Nella sua sfaccettata complessità, la Russia documentata dalla Khoroshilova sembra l’erede diretta di quell’entità sovranazionale che fu l’Unione Sovietica, oppure – per utilizzare una metafora ricorrente nella sua opera – un arcipelago formato da isole assai più distanti di quanto la contiguità spaziale non farebbe ipotizzare, forse addirittura ignare della loro reciproca esistenza. Di certo, a tenere insieme mondi così diversi è il metodo adottato dall’artista nei confronti dei suoi soggetti, che si traduce in una cifra stilistica ben riconoscibile, definita da Viktor Misiano come «grado zero della fotografia». I «russi» della Khoroshilova fissano invariabilmente l’obiettivo, quasi a voler instaurare, con i loro sguardi carichi di fiduciosa aspettazione o scetticismo, un dialogo col fotografo che, inevitabilmente, si rifrange anche sullo spettatore. Indifferente al fascino della tranche de vie inseguita dallo scatto del reportage, la Khoroshilova si rifiuta di cogliere di sorpresa i suoi modelli, anzi permette loro di adottare le pose rigide, ma psicologicamente rassicuranti tipiche delle foto di gruppo. Oppure chiede loro di scegliere lo sfondo su cui vorrebbero figurare, consentendogli di portare con sé, nell’universo ideale dell’inquadratura, gli abiti e le cose che meglio definiscono la loro personalità – quasi stessero partendo per un viaggio.
Incastonati come in una nicchia nello spazio «locale» che li racchiude, i soggetti di Russkie non sono dunque mai soli, ma accompagnati dalla presenza di animali totemici spesso esotici come il falco o il dromedario, strumenti musicali non meno inconsueti, oggetti-attributi ora buffi (come il cocomero di plastica esibito per qualche ignoto motivo da una vecchietta), ora spiazzanti (come nel caso di una donna di mezza età, seduta da sola su una panchina accanto al ritratto di una danzatrice classica).

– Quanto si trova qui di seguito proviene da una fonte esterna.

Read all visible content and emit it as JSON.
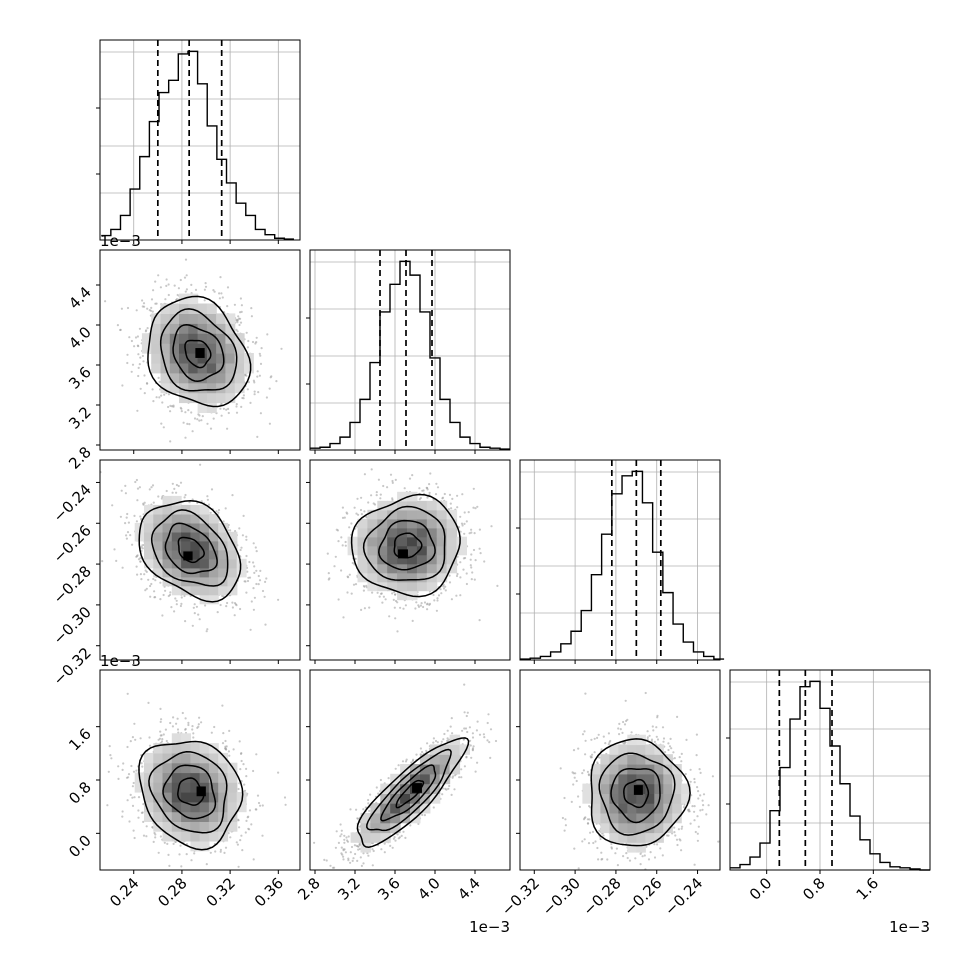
{
  "chart_data": {
    "type": "corner",
    "parameters": [
      {
        "range": [
          0.212,
          0.378
        ],
        "ticks": [
          0.24,
          0.28,
          0.32,
          0.36
        ],
        "tick_labels": [
          "0.24",
          "0.28",
          "0.32",
          "0.36"
        ],
        "offset_text": "",
        "quantiles": [
          0.26,
          0.286,
          0.313
        ],
        "hist_bin_centers": [
          0.217,
          0.225,
          0.233,
          0.241,
          0.249,
          0.257,
          0.265,
          0.273,
          0.281,
          0.289,
          0.297,
          0.305,
          0.313,
          0.321,
          0.329,
          0.337,
          0.345,
          0.353,
          0.361,
          0.369
        ],
        "hist_counts": [
          5,
          12,
          28,
          58,
          95,
          135,
          168,
          182,
          212,
          215,
          178,
          130,
          92,
          65,
          42,
          28,
          12,
          6,
          2,
          1
        ],
        "peak": 0.291,
        "sd": 0.021
      },
      {
        "range": [
          2.75,
          4.75
        ],
        "ticks": [
          2.8,
          3.2,
          3.6,
          4.0,
          4.4
        ],
        "tick_labels": [
          "2.8",
          "3.2",
          "3.6",
          "4.0",
          "4.4"
        ],
        "offset_text": "1e−3",
        "quantiles": [
          3.45,
          3.71,
          3.97
        ],
        "hist_bin_centers": [
          2.8,
          2.9,
          3.0,
          3.1,
          3.2,
          3.3,
          3.4,
          3.5,
          3.6,
          3.7,
          3.8,
          3.9,
          4.0,
          4.1,
          4.2,
          4.3,
          4.4,
          4.5,
          4.6,
          4.7
        ],
        "hist_counts": [
          2,
          3,
          7,
          14,
          30,
          55,
          95,
          150,
          180,
          205,
          190,
          150,
          100,
          55,
          30,
          14,
          7,
          3,
          2,
          1
        ],
        "peak": 3.72,
        "sd": 0.26
      },
      {
        "range": [
          -0.327,
          -0.229
        ],
        "ticks": [
          -0.32,
          -0.3,
          -0.28,
          -0.26,
          -0.24
        ],
        "tick_labels": [
          "−0.32",
          "−0.30",
          "−0.28",
          "−0.26",
          "−0.24"
        ],
        "offset_text": "1e−3",
        "quantiles": [
          -0.282,
          -0.27,
          -0.258
        ],
        "hist_bin_centers": [
          -0.3245,
          -0.3195,
          -0.3145,
          -0.3095,
          -0.3045,
          -0.2995,
          -0.2945,
          -0.2895,
          -0.2845,
          -0.2795,
          -0.2745,
          -0.2695,
          -0.2645,
          -0.2595,
          -0.2545,
          -0.2495,
          -0.2445,
          -0.2395,
          -0.2345,
          -0.2295
        ],
        "hist_counts": [
          1,
          2,
          4,
          9,
          18,
          32,
          55,
          95,
          140,
          185,
          205,
          210,
          175,
          120,
          75,
          40,
          20,
          9,
          4,
          1
        ],
        "peak": -0.271,
        "sd": 0.012
      },
      {
        "range": [
          -0.55,
          2.45
        ],
        "ticks": [
          0.0,
          0.8,
          1.6
        ],
        "tick_labels": [
          "0.0",
          "0.8",
          "1.6"
        ],
        "offset_text": "1e−3",
        "quantiles": [
          0.19,
          0.58,
          0.98
        ],
        "hist_bin_centers": [
          -0.475,
          -0.325,
          -0.175,
          -0.025,
          0.125,
          0.275,
          0.425,
          0.575,
          0.725,
          0.875,
          1.025,
          1.175,
          1.325,
          1.475,
          1.625,
          1.775,
          1.925,
          2.075,
          2.225,
          2.375
        ],
        "hist_counts": [
          2,
          5,
          12,
          25,
          55,
          95,
          140,
          170,
          175,
          150,
          115,
          80,
          50,
          28,
          15,
          7,
          3,
          2,
          1,
          0
        ],
        "peak": 0.59,
        "sd": 0.4
      }
    ],
    "pairs": [
      {
        "row": 1,
        "col": 0,
        "peak": [
          0.293,
          3.72
        ],
        "sd": [
          0.021,
          0.27
        ],
        "rho": -0.2,
        "mode": [
          0.295,
          3.72
        ]
      },
      {
        "row": 2,
        "col": 0,
        "peak": [
          0.287,
          -0.273
        ],
        "sd": [
          0.021,
          0.012
        ],
        "rho": -0.3,
        "mode": [
          0.285,
          -0.276
        ]
      },
      {
        "row": 2,
        "col": 1,
        "peak": [
          3.72,
          -0.271
        ],
        "sd": [
          0.27,
          0.012
        ],
        "rho": 0.05,
        "mode": [
          3.68,
          -0.275
        ]
      },
      {
        "row": 3,
        "col": 0,
        "peak": [
          0.287,
          0.62
        ],
        "sd": [
          0.021,
          0.4
        ],
        "rho": -0.15,
        "mode": [
          0.296,
          0.63
        ]
      },
      {
        "row": 3,
        "col": 1,
        "peak": [
          3.75,
          0.6
        ],
        "sd": [
          0.27,
          0.4
        ],
        "rho": 0.85,
        "mode": [
          3.82,
          0.68
        ]
      },
      {
        "row": 3,
        "col": 2,
        "peak": [
          -0.27,
          0.6
        ],
        "sd": [
          0.012,
          0.4
        ],
        "rho": 0.0,
        "mode": [
          -0.269,
          0.65
        ]
      }
    ],
    "contour_levels_sigma": [
      0.5,
      1.0,
      1.5,
      2.0
    ],
    "grid": true,
    "colors": {
      "line": "#000000",
      "scatter": "#9a9a9a",
      "grid": "#b0b0b0"
    }
  }
}
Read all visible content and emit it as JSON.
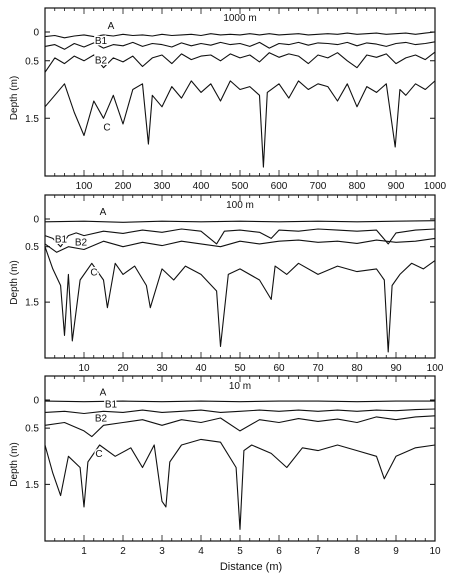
{
  "figure": {
    "xlabel": "Distance (m)"
  },
  "chart_data": [
    {
      "type": "line",
      "title": "1000 m",
      "ylabel": "Depth (m)",
      "xlim": [
        0,
        1000
      ],
      "ylim": [
        0,
        2.4
      ],
      "y_inverted": true,
      "xticks": [
        "100",
        "200",
        "300",
        "400",
        "500",
        "600",
        "700",
        "800",
        "900",
        "1000"
      ],
      "yticks": [
        "0",
        "0.5",
        "1.5"
      ],
      "series": [
        {
          "name": "A",
          "x": [
            0,
            25,
            50,
            75,
            100,
            125,
            150,
            175,
            200,
            225,
            250,
            275,
            300,
            325,
            350,
            375,
            400,
            425,
            450,
            475,
            500,
            525,
            550,
            575,
            600,
            625,
            650,
            675,
            700,
            725,
            750,
            775,
            800,
            825,
            850,
            875,
            900,
            925,
            950,
            975,
            1000
          ],
          "y": [
            0.08,
            0.06,
            0.1,
            0.07,
            0.05,
            0.08,
            0.05,
            0.07,
            0.04,
            0.06,
            0.05,
            0.07,
            0.04,
            0.06,
            0.05,
            0.04,
            0.06,
            0.03,
            0.05,
            0.04,
            0.05,
            0.03,
            0.05,
            0.03,
            0.05,
            0.04,
            0.03,
            0.05,
            0.04,
            0.03,
            0.04,
            0.02,
            0.04,
            0.03,
            0.02,
            0.04,
            0.03,
            0.02,
            0.04,
            0.02,
            0.0
          ]
        },
        {
          "name": "B1",
          "x": [
            0,
            25,
            50,
            75,
            100,
            125,
            150,
            175,
            200,
            225,
            250,
            275,
            300,
            325,
            350,
            375,
            400,
            425,
            450,
            475,
            500,
            525,
            550,
            575,
            600,
            625,
            650,
            675,
            700,
            725,
            750,
            775,
            800,
            825,
            850,
            875,
            900,
            925,
            950,
            975,
            1000
          ],
          "y": [
            0.25,
            0.22,
            0.3,
            0.2,
            0.26,
            0.19,
            0.28,
            0.22,
            0.24,
            0.18,
            0.25,
            0.2,
            0.22,
            0.26,
            0.19,
            0.24,
            0.2,
            0.23,
            0.18,
            0.22,
            0.2,
            0.25,
            0.18,
            0.28,
            0.2,
            0.22,
            0.18,
            0.23,
            0.19,
            0.2,
            0.22,
            0.18,
            0.24,
            0.19,
            0.21,
            0.25,
            0.2,
            0.18,
            0.22,
            0.2,
            0.17
          ]
        },
        {
          "name": "B2",
          "x": [
            0,
            25,
            50,
            75,
            100,
            125,
            150,
            175,
            200,
            225,
            250,
            275,
            300,
            325,
            350,
            375,
            400,
            425,
            450,
            475,
            500,
            525,
            550,
            575,
            600,
            625,
            650,
            675,
            700,
            725,
            750,
            775,
            800,
            825,
            850,
            875,
            900,
            925,
            950,
            975,
            1000
          ],
          "y": [
            0.7,
            0.45,
            0.55,
            0.42,
            0.5,
            0.4,
            0.62,
            0.45,
            0.52,
            0.42,
            0.6,
            0.45,
            0.4,
            0.55,
            0.38,
            0.48,
            0.42,
            0.4,
            0.5,
            0.38,
            0.45,
            0.4,
            0.52,
            0.36,
            0.44,
            0.38,
            0.42,
            0.55,
            0.4,
            0.45,
            0.36,
            0.5,
            0.62,
            0.4,
            0.44,
            0.38,
            0.55,
            0.45,
            0.4,
            0.48,
            0.35
          ]
        },
        {
          "name": "C",
          "x": [
            0,
            25,
            50,
            75,
            100,
            125,
            150,
            175,
            200,
            225,
            250,
            265,
            275,
            300,
            325,
            350,
            375,
            400,
            425,
            450,
            475,
            500,
            525,
            550,
            560,
            570,
            600,
            625,
            650,
            675,
            700,
            725,
            750,
            775,
            800,
            825,
            850,
            875,
            898,
            910,
            925,
            950,
            975,
            1000
          ],
          "y": [
            1.3,
            1.1,
            0.9,
            1.4,
            1.8,
            1.2,
            1.5,
            1.1,
            1.6,
            1.0,
            0.9,
            1.95,
            1.1,
            1.3,
            0.95,
            1.15,
            0.85,
            1.05,
            0.9,
            1.2,
            0.85,
            1.0,
            0.95,
            1.1,
            2.35,
            1.05,
            0.9,
            1.15,
            0.85,
            1.0,
            0.9,
            0.95,
            1.2,
            0.9,
            1.3,
            0.95,
            1.05,
            0.9,
            2.0,
            1.0,
            1.1,
            0.9,
            1.0,
            0.85
          ]
        }
      ]
    },
    {
      "type": "line",
      "title": "100 m",
      "ylabel": "Depth (m)",
      "xlim": [
        0,
        100
      ],
      "ylim": [
        0,
        2.4
      ],
      "y_inverted": true,
      "xticks": [
        "10",
        "20",
        "30",
        "40",
        "50",
        "60",
        "70",
        "80",
        "90",
        "100"
      ],
      "yticks": [
        "0",
        "0.5",
        "1.5"
      ],
      "series": [
        {
          "name": "A",
          "x": [
            0,
            10,
            20,
            30,
            40,
            50,
            60,
            70,
            80,
            90,
            100
          ],
          "y": [
            0.05,
            0.04,
            0.06,
            0.04,
            0.05,
            0.04,
            0.05,
            0.04,
            0.05,
            0.04,
            0.03
          ]
        },
        {
          "name": "B1",
          "x": [
            0,
            2,
            4,
            6,
            8,
            10,
            15,
            20,
            25,
            30,
            35,
            40,
            44,
            46,
            50,
            55,
            58,
            60,
            65,
            70,
            75,
            80,
            85,
            88,
            90,
            95,
            100
          ],
          "y": [
            0.3,
            0.35,
            0.5,
            0.3,
            0.25,
            0.3,
            0.22,
            0.26,
            0.2,
            0.24,
            0.18,
            0.22,
            0.45,
            0.22,
            0.2,
            0.24,
            0.35,
            0.2,
            0.22,
            0.18,
            0.2,
            0.22,
            0.2,
            0.45,
            0.25,
            0.2,
            0.18
          ]
        },
        {
          "name": "B2",
          "x": [
            0,
            3,
            6,
            10,
            15,
            20,
            25,
            30,
            35,
            40,
            45,
            50,
            55,
            60,
            65,
            70,
            75,
            80,
            85,
            90,
            95,
            100
          ],
          "y": [
            0.45,
            0.6,
            0.5,
            0.55,
            0.4,
            0.5,
            0.42,
            0.48,
            0.4,
            0.45,
            0.5,
            0.4,
            0.45,
            0.4,
            0.38,
            0.42,
            0.4,
            0.44,
            0.38,
            0.42,
            0.4,
            0.35
          ]
        },
        {
          "name": "C",
          "x": [
            0,
            2,
            4,
            5,
            6,
            7,
            9,
            12,
            15,
            16,
            18,
            20,
            23,
            26,
            27,
            30,
            33,
            36,
            40,
            44,
            45,
            47,
            50,
            55,
            58,
            59,
            62,
            65,
            70,
            75,
            80,
            85,
            87,
            88,
            89,
            91,
            94,
            97,
            100
          ],
          "y": [
            0.5,
            0.9,
            1.2,
            2.1,
            1.0,
            2.2,
            1.1,
            0.8,
            1.1,
            1.6,
            0.8,
            1.0,
            0.85,
            1.2,
            1.6,
            0.9,
            1.1,
            0.85,
            1.0,
            1.3,
            2.3,
            1.0,
            0.9,
            1.1,
            1.45,
            0.85,
            1.0,
            0.8,
            1.0,
            0.85,
            0.95,
            0.9,
            1.1,
            2.4,
            1.2,
            1.0,
            0.8,
            0.9,
            0.75
          ]
        }
      ]
    },
    {
      "type": "line",
      "title": "10 m",
      "ylabel": "Depth (m)",
      "xlim": [
        0,
        10
      ],
      "ylim": [
        0,
        2.4
      ],
      "y_inverted": true,
      "xticks": [
        "1",
        "2",
        "3",
        "4",
        "5",
        "6",
        "7",
        "8",
        "9",
        "10"
      ],
      "yticks": [
        "0",
        "0.5",
        "1.5"
      ],
      "series": [
        {
          "name": "A",
          "x": [
            0,
            1,
            2,
            3,
            4,
            5,
            6,
            7,
            8,
            9,
            10
          ],
          "y": [
            0.02,
            0.03,
            0.02,
            0.03,
            0.02,
            0.03,
            0.02,
            0.02,
            0.03,
            0.02,
            0.02
          ]
        },
        {
          "name": "B1",
          "x": [
            0,
            0.5,
            1,
            1.5,
            2,
            2.5,
            3,
            3.5,
            4,
            4.5,
            5,
            5.5,
            6,
            6.5,
            7,
            7.5,
            8,
            8.5,
            9,
            9.5,
            10
          ],
          "y": [
            0.22,
            0.2,
            0.24,
            0.2,
            0.22,
            0.18,
            0.22,
            0.2,
            0.18,
            0.22,
            0.2,
            0.18,
            0.2,
            0.18,
            0.2,
            0.18,
            0.2,
            0.18,
            0.19,
            0.17,
            0.16
          ]
        },
        {
          "name": "B2",
          "x": [
            0,
            0.5,
            1,
            1.2,
            1.5,
            2,
            2.5,
            3,
            3.5,
            4,
            4.5,
            5,
            5.5,
            6,
            6.5,
            7,
            7.5,
            8,
            8.5,
            9,
            9.5,
            10
          ],
          "y": [
            0.45,
            0.4,
            0.55,
            0.65,
            0.45,
            0.4,
            0.35,
            0.45,
            0.35,
            0.4,
            0.32,
            0.55,
            0.35,
            0.4,
            0.33,
            0.38,
            0.34,
            0.4,
            0.3,
            0.35,
            0.3,
            0.28
          ]
        },
        {
          "name": "C",
          "x": [
            0,
            0.2,
            0.4,
            0.6,
            0.9,
            1.0,
            1.1,
            1.4,
            1.8,
            2.2,
            2.5,
            2.8,
            3.0,
            3.1,
            3.2,
            3.5,
            4.0,
            4.5,
            4.9,
            5.0,
            5.1,
            5.3,
            5.8,
            6.2,
            6.6,
            7.0,
            7.5,
            8.0,
            8.5,
            8.7,
            9.0,
            9.5,
            10
          ],
          "y": [
            0.8,
            1.3,
            1.7,
            1.0,
            1.2,
            1.9,
            1.1,
            0.8,
            1.0,
            0.85,
            1.2,
            0.8,
            1.8,
            1.9,
            1.1,
            0.8,
            0.7,
            0.75,
            1.2,
            2.3,
            0.9,
            0.8,
            0.95,
            1.2,
            0.85,
            0.9,
            0.8,
            0.9,
            1.0,
            1.4,
            1.0,
            0.85,
            0.8
          ]
        }
      ]
    }
  ]
}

Forse, il fascino di questo ciclo (e, insieme, la valenza etica del «pellegrinaggio» della fotografa) risiede proprio nel rispetto profondo con cui la Khoroshilova si accosta agli abitanti della campagna e della provincia russa. Sospesi tra l’immensità degli orizzonti che domina alcuni esterni e lo spazio delimitato, ristretto ma mai angusto, degli scorci domestici, i protagonisti di Russkie, con i loro sguardi colmi di compassata dignità, sembrano voler lanciare allo spettatore un appello alla comprensione reciproca cui è davvero difficile sottrarsi.